“The most abandoned coquette in London.” Then seeing Lionel’s eyebrows go up, he added quickly, “I’m not crabbin’ her. Personally, I believe she’s as cold as Greenland’s icy mountains. Her vitality is mental, not physical. She’s had a dozen affairs. Comes out of ’em cool as a cucumber. I predict that she’ll make a big marriage—take on a Serene Highness. Pots of money! Go easy with her, old lad. Hide your feelings.”

Lionel laughed.

“I shall have to, Tom.”

“Eh?”

“I mean that I particularly dislike that sort of girl. But father cracks her up no end. For his sake, not mine, I shall hide my feelings.”

“If she whistles, you’ll come to heel.”

Lionel returned from this visit slightly depressed, and unable to analyse his own incohate emotions and sensibilities. His father had treated him so generously that he was positively tingling with impatience to make some return. He was in the mood, in fine, to lead a nice girl, with a bit o’ money, to the altar, but not such a “dasher” as Lady Margot.
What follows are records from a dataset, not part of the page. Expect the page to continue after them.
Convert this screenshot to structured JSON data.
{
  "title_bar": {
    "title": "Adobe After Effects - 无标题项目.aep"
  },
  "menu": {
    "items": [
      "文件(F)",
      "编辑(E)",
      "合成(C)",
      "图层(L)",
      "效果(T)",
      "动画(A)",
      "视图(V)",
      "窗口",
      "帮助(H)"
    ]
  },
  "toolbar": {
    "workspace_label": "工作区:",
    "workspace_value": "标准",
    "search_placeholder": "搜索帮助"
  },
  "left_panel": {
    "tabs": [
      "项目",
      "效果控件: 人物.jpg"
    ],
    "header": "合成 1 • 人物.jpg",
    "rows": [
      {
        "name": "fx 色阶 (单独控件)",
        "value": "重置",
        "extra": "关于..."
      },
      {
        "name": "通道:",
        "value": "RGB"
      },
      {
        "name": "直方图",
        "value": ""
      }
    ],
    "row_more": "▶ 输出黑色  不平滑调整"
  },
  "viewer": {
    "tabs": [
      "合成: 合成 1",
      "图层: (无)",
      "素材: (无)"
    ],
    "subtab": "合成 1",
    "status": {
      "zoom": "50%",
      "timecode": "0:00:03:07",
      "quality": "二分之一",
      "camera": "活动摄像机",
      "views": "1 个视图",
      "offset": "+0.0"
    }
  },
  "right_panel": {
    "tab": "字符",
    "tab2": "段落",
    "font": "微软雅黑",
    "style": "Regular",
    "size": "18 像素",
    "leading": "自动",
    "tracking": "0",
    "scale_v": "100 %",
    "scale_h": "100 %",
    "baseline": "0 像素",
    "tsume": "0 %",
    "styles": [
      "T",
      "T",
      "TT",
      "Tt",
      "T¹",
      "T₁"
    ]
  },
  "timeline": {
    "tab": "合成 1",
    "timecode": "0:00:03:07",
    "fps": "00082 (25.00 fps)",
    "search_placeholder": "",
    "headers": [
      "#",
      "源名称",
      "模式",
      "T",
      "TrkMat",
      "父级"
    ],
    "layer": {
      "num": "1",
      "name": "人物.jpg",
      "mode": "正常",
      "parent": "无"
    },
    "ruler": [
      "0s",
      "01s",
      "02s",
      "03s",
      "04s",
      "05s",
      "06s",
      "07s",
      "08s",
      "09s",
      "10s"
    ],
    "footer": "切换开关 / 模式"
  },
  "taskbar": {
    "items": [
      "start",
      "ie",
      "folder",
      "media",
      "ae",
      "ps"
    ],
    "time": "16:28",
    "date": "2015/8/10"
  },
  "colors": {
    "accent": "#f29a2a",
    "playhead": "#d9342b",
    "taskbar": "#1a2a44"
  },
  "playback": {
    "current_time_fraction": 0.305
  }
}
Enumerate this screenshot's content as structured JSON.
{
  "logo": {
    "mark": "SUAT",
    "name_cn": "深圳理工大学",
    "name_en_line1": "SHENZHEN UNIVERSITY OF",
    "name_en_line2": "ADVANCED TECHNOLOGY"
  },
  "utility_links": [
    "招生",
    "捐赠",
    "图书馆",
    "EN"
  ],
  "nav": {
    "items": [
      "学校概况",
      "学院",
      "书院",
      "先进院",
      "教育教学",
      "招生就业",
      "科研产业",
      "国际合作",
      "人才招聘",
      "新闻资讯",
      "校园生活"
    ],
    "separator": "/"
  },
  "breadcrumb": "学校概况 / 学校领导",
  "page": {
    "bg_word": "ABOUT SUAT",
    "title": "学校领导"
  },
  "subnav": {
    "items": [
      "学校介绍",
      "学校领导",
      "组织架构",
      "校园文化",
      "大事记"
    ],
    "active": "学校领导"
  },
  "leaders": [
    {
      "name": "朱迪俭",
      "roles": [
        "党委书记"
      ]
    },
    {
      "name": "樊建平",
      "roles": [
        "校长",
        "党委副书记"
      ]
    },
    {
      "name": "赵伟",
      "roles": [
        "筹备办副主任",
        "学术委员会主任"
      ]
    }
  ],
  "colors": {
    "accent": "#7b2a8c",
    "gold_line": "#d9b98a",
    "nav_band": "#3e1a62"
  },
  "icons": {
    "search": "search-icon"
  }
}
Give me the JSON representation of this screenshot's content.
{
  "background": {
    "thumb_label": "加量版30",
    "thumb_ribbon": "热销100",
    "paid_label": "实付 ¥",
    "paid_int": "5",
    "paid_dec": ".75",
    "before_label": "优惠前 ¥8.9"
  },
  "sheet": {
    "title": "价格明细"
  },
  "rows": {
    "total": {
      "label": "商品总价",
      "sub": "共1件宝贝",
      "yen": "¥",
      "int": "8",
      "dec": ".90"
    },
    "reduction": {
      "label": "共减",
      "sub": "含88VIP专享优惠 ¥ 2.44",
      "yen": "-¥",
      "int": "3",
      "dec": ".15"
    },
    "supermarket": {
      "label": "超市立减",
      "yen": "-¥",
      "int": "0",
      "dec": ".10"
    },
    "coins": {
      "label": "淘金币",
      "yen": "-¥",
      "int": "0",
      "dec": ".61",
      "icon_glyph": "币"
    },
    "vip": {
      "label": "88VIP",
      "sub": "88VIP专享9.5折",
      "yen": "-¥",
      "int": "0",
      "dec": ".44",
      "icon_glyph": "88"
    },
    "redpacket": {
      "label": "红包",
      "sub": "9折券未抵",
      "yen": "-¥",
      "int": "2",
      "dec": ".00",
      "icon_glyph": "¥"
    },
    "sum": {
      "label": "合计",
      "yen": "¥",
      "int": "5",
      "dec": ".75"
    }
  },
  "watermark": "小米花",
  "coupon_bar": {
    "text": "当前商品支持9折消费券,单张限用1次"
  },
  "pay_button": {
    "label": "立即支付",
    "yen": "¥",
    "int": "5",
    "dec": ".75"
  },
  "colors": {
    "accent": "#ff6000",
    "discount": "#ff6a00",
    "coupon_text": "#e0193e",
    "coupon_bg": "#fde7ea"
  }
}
Being a modest youth, he jumped to the conclusion that she would not dash at him. If she did——! Well, in that unlikely contingency he could retreat, tactically.

The sight of Joyce, whom he met by accident in the village, heartened him up. He reproached her for faithlessness in not coming to the river upon his first day at home; but she replied simply that her father had despatched her on some errand to a house at the farther end of the parish. He murmured a faint protest—

“Parson’s unpaid curate, are you?”

“Father pays me, as—as your mother pays you.”